Continue reading “EventID 1004 from IPMIDRV v2”

Last edit: Monday, June 20, 2016

EventID 1004 from IPMIDRV

Post originally from 2010, updated 2014.04.04 and superseded by EventID 1004 from IPMIDRV v2 in 2016

Problem

imageThe system event log is overflowing with EventID 1004 from IPMIDRV. “The IPMI device driver attempted to communicate with the IPMI BMC device during normal operation. However the operation failed due to a timeout.”

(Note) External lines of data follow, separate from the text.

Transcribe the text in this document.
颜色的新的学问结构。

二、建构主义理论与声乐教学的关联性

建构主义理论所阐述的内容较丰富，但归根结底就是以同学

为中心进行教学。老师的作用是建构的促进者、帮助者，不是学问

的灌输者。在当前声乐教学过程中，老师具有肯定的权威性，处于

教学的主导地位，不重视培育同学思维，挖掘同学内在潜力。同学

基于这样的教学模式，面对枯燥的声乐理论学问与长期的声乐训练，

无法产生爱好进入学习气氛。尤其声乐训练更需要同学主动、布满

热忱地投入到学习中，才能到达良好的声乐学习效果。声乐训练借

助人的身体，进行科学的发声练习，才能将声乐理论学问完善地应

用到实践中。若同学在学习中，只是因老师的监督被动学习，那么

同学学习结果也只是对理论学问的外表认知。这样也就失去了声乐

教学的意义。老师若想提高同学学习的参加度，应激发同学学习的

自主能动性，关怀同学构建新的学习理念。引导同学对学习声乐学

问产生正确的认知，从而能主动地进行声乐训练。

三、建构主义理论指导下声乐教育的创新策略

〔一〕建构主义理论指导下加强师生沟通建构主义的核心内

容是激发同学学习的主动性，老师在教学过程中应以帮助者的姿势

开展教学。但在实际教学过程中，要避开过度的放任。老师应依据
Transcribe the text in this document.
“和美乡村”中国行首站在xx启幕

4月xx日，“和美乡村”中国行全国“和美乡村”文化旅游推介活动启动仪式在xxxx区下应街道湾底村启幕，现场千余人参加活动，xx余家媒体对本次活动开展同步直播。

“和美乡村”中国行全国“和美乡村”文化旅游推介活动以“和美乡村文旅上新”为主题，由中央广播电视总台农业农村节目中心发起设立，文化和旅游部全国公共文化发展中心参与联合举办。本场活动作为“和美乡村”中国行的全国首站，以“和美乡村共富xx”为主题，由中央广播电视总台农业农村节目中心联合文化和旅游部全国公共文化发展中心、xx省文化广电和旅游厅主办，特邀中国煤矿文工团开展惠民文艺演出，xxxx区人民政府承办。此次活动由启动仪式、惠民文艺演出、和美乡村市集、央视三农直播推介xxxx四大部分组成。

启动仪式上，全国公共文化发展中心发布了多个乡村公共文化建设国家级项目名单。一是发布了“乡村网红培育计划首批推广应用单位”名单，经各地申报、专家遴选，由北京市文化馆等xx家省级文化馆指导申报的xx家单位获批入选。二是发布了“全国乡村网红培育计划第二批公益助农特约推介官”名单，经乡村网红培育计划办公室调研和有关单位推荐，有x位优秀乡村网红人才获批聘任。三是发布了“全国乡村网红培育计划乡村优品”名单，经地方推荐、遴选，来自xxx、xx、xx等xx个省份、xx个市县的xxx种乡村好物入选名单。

The frequency may vary from a couple of messages per day upwards to several messages per minute.

Analysis

The BMC (Baseboard Management Controller) is a component found on most server motherboards. It is a microcontroller responsible for communication between the motherboard and management software. See wikipedia for more information. The BMC is also used for communication between the motherboard and dedicated out of band management boards such as Dell iDRAC. I have seen these error messages on systems from several suppliers, most notably on IBM and Dell blade servers, but most server motherboards have a BMC. As the error message states, you can resolve this error by increasing the timeout, and this is usually sufficient. I have found that the Windows default settings for the timeouts may cause conflicts, especially on blade servers. Thus an increase in the timeout values may be in order as described on technet. Lately though, I have found this error to be a symptom of more serious problems. To understand this, we have to look at what is actually happening. If you have some kind of monitoring agent running on the server, such as SCOM or similar, the error could be triggered by said agent trying to read the current voltage levels on the motherboard. If such operations fail routinely during the day, it is a sign of a conflict. This could be competing monitoring agents querying data to frequently, an issue with the BMC itself, or an issue with the out of band management controller. In my experience, this issue is more frequent on blade servers than rack-based servers. This makes sense, as most blade servers have a local out of band controller that is continuously talking to a chassis management controller to provide a central overview of the chassis.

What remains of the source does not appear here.